Summarising the results:

- Mean Imputation - 75.97%
- Iterative Imputer - 77.27%
- Soft Imputer - 77.27%
- KNN Imputation - 80.52%

It is often claimed that mean imputation is just as good as the fancier methods such as KNN when used in conjunction with more complicated models.
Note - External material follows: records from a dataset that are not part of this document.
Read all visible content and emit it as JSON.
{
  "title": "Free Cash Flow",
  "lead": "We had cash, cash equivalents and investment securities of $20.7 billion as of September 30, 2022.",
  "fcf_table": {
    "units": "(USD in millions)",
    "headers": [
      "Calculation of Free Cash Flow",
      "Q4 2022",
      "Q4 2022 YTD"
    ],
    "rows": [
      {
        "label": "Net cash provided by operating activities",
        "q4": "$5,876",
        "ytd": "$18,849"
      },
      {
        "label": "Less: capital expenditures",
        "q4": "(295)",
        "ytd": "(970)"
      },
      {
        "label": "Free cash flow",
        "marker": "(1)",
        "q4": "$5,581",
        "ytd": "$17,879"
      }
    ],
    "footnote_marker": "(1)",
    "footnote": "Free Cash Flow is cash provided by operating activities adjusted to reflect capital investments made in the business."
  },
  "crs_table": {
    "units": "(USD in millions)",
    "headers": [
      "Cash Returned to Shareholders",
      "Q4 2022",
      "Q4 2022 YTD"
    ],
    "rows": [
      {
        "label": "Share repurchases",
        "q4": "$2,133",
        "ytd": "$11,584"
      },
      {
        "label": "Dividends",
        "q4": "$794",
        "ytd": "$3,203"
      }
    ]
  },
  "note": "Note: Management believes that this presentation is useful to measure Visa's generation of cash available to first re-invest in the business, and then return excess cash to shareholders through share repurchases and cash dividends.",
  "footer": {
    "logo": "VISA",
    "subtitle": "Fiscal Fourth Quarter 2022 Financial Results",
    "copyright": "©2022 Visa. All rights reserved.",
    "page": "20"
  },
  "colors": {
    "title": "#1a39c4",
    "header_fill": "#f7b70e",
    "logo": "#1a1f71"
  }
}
To test it, we build a simple neural network and train it with mean imputed data and compare results with KNN imputed data.

In [ ]:

```
!pip install keras
```

In [ ]:

```
from keras.layers import Dense, Dropout
from keras.models import Sequential
model = Sequential()
model.add(Dense(10, activation="relu", input_dim=8))
model.add(Dense(10, activation="relu"))
model.add(Dense(1, activation="sigmoid"))
model.compile(loss="binary_crossentropy", optimizer="rmsprop", metrics=["accuracy"])
model.fit(
df_mean[input_columns], df[8], batch_size=32, epochs=400, validation_split=0.2
)
```

In [ ]:

```
df_knn = pd.DataFrame(
data=fancyimpute.KNN(k=8).fit_transform(df.values),
columns=df.columns,
index=df.index,
)
model = Sequential()
model.add(Dense(10, activation="relu", input_dim=8))
model.add(Dense(10, activation="relu"))
model.add(Dense(1, activation="sigmoid"))
model.compile(loss="binary_crossentropy", optimizer="rmsprop", metrics=["accuracy"])
model.fit(df_knn[input_columns], df[8], batch_size=32, epochs=400, validation_split=0.2)
```

In [ ]:

```
model.summary()
```

As evident from this highly unscientific test, the common wisdom that mean imputation is just as good is not necessarily true. Even with this overkill of a model, KNN imputed data performs significantly better than mean imputed data(0.8701 - epoch 396 vs 0.7987 - epoch 324 in this run)

Missing data is broadly classified into three categories: MCAR, MAR and MNAR. We show the abysmal performance of mean imputation and median imputation with a toy example. Next, we create an intuitive understanding of KNN imputation and write sample code for its implementation.

Finally, we apply the techniques to Pima Indian Diabetes set and use four different imputation strategies. We show the superiority of KNN imputation technique over other imputation strategies for both logistic regression and neural networks, discrediting a common belief about imputation techniques.